Jedi Prince


The series chronicles the story of Ken, a twelve-year-old Force-sensitive boy, and his adventures in the time after Star Wars: Episode VI Return of the Jedi. Many elements from the series have been widely disregarded by the Expanded Universe.

Novels


  • The Glove of Darth Vader
  • The Lost City of the Jedi
  • Zorba the Hutt's Revenge
  • Mission from Mount Yoda
  • Queen of the Empire
  • Prophets of the Dark Side

Continuity


The series' final novel, Prophets of the Dark Side, ends with Han Solo and Leia Organa walking down the aisle of their wedding ceremony, but a retcon states that the wedding was interrupted and never completed.

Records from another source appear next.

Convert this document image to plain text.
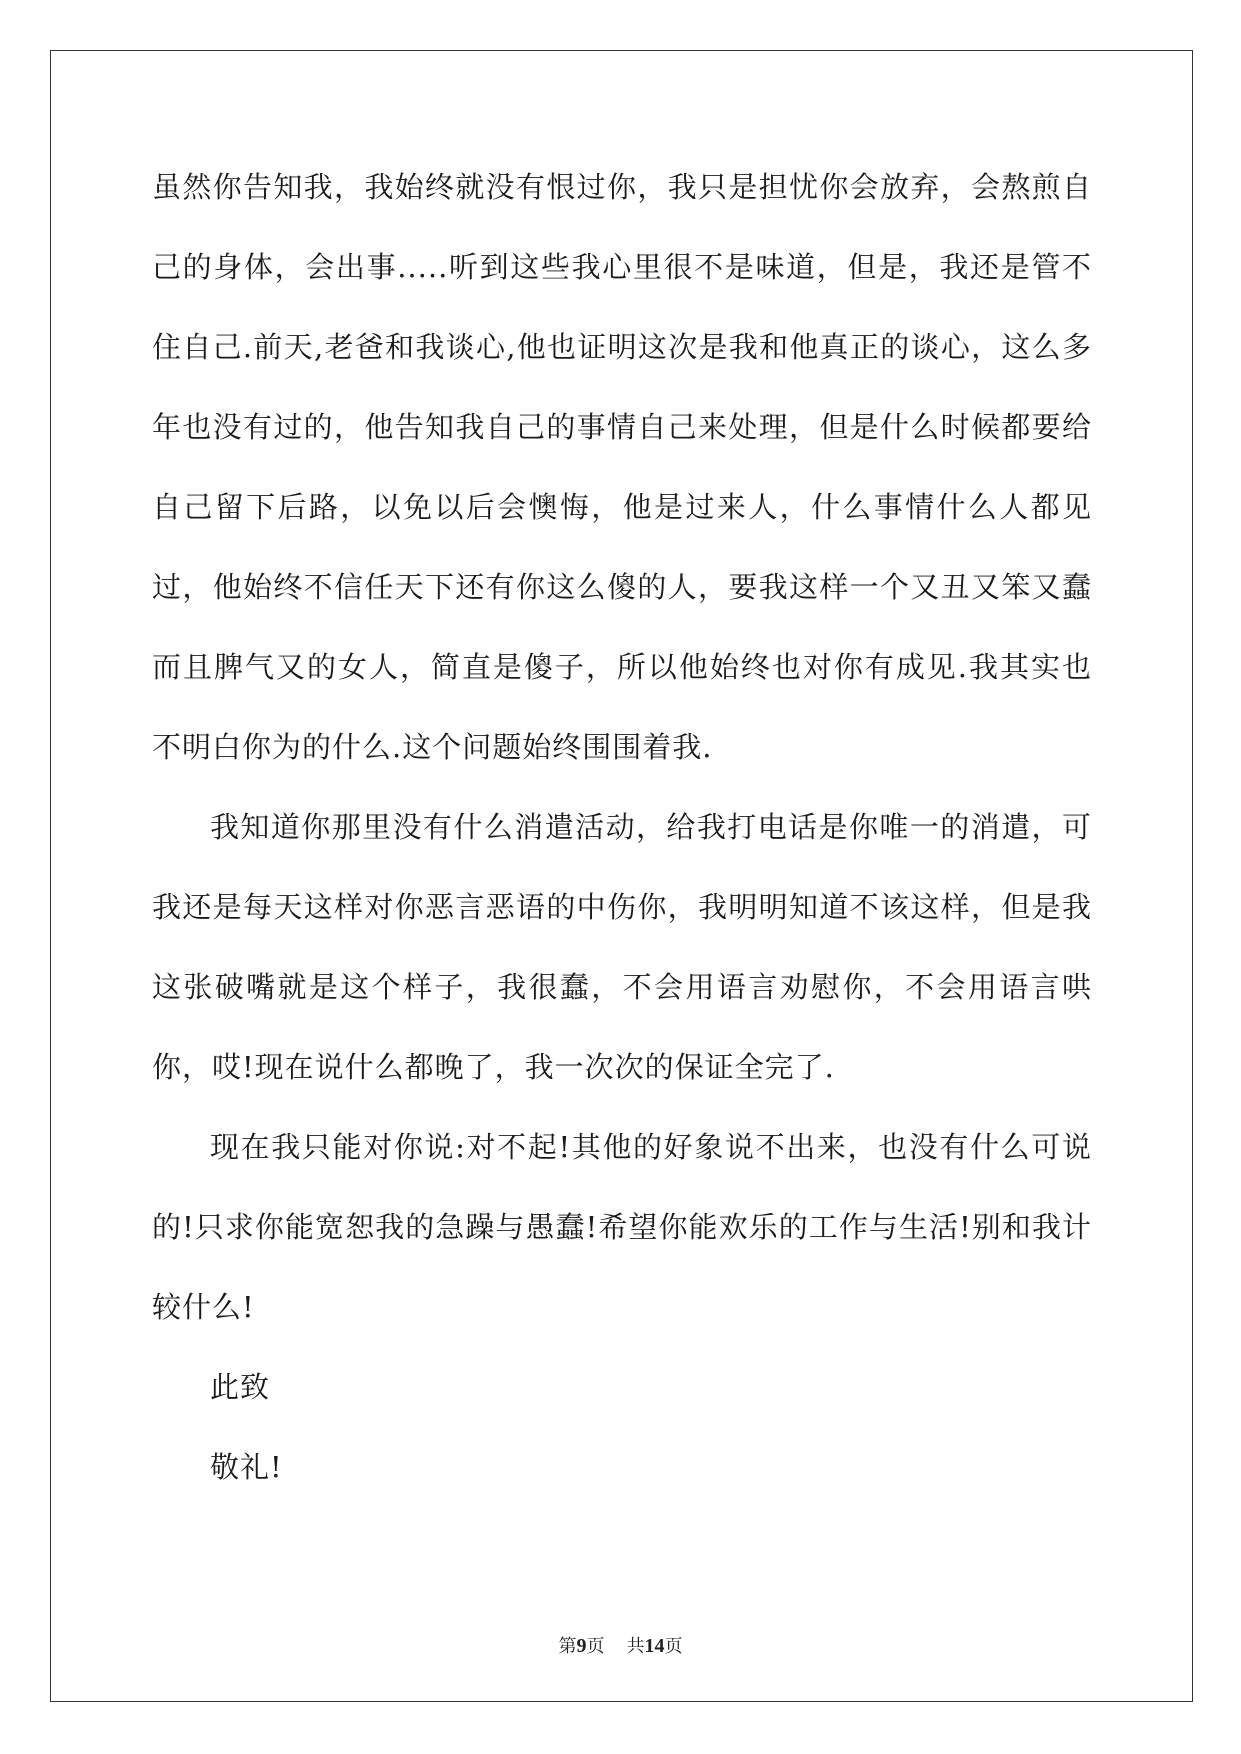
虽然你告知我，我始终就没有恨过你，我只是担忧你会放弃，会熬煎自己的身体，会出事.....听到这些我心里很不是味道，但是，我还是管不住自己.前天,老爸和我谈心,他也证明这次是我和他真正的谈心，这么多年也没有过的，他告知我自己的事情自己来处理，但是什么时候都要给自己留下后路，以免以后会懊悔，他是过来人，什么事情什么人都见过，他始终不信任天下还有你这么傻的人，要我这样一个又丑又笨又蠢而且脾气又的女人，简直是傻子，所以他始终也对你有成见.我其实也不明白你为的什么.这个问题始终围围着我.

我知道你那里没有什么消遣活动，给我打电话是你唯一的消遣，可我还是每天这样对你恶言恶语的中伤你，我明明知道不该这样，但是我这张破嘴就是这个样子，我很蠢，不会用语言劝慰你，不会用语言哄你，哎!现在说什么都晚了，我一次次的保证全完了.

现在我只能对你说:对不起!其他的好象说不出来，也没有什么可说的!只求你能宽恕我的急躁与愚蠢!希望你能欢乐的工作与生活!别和我计较什么!

此致

敬礼!

第9页 共14页
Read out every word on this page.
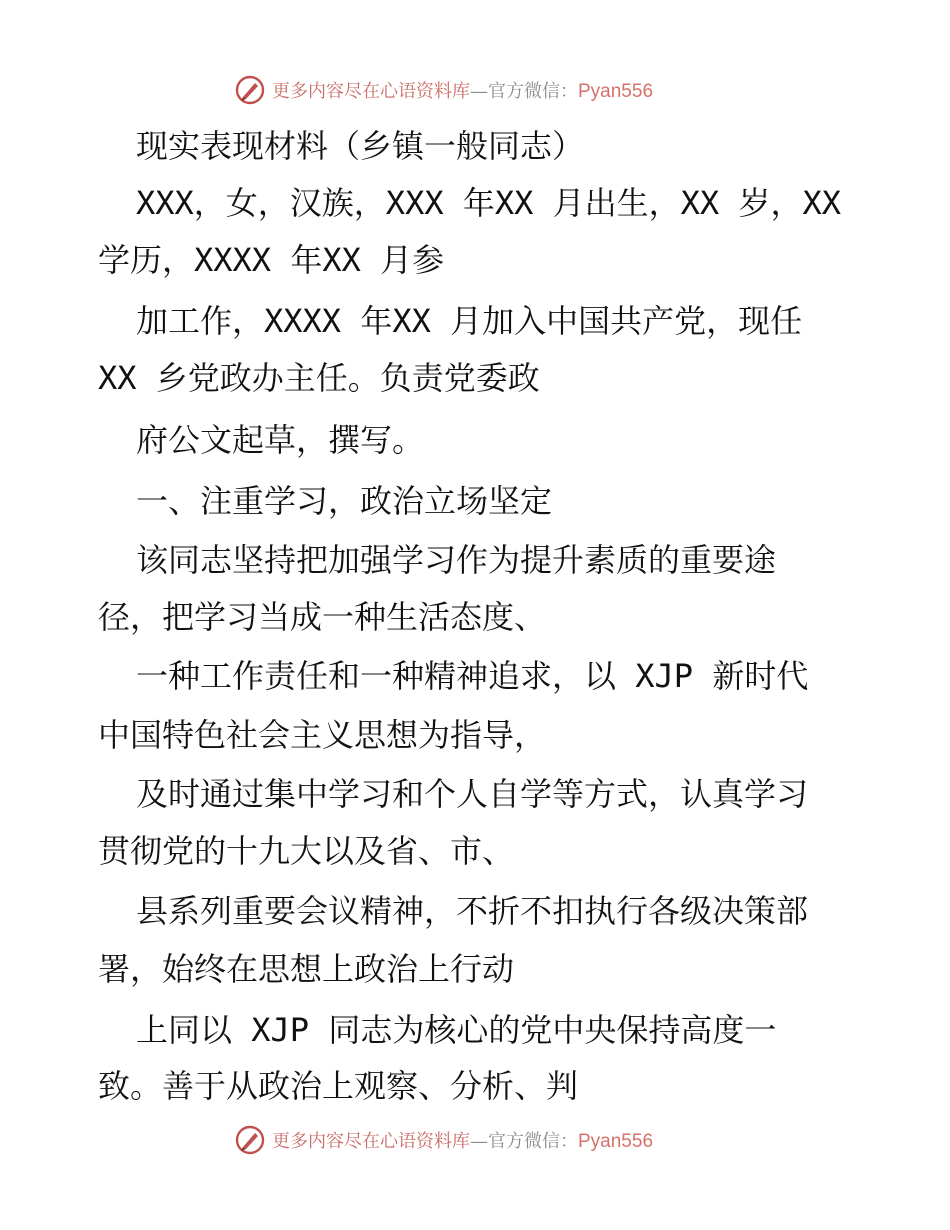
更多内容尽在心语资料库—官方微信：Pyan556
现实表现材料（乡镇一般同志）
XXX，女，汉族，XXX 年XX 月出生，XX 岁，XX
学历，XXXX 年XX 月参
加工作，XXXX 年XX 月加入中国共产党，现任
XX 乡党政办主任。负责党委政
府公文起草，撰写。
一、注重学习，政治立场坚定
该同志坚持把加强学习作为提升素质的重要途
径，把学习当成一种生活态度、
一种工作责任和一种精神追求，以 XJP 新时代
中国特色社会主义思想为指导，
及时通过集中学习和个人自学等方式，认真学习
贯彻党的十九大以及省、市、
县系列重要会议精神，不折不扣执行各级决策部
署，始终在思想上政治上行动
上同以 XJP 同志为核心的党中央保持高度一
致。善于从政治上观察、分析、判
更多内容尽在心语资料库—官方微信：Pyan556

Han and Leia were again married in the later novel The Courtship of Princess Leia (1994), by Dave Wolverton.

A retcon in The New Essential Chronology revealed that Trioculus, Grand Moff Bertroff Hissa, and other members of the Central Committee of Grand Moffs were trying to overthrow Director of Imperial Intelligence Ysanne Isard—who ruled the galactic capital of Coruscant—and usurp control of the Empire. Grand Moff Hissa connived to install Trioculus as the public leader of the Empire and gain support from the majority of the Imperials loyal to Isard.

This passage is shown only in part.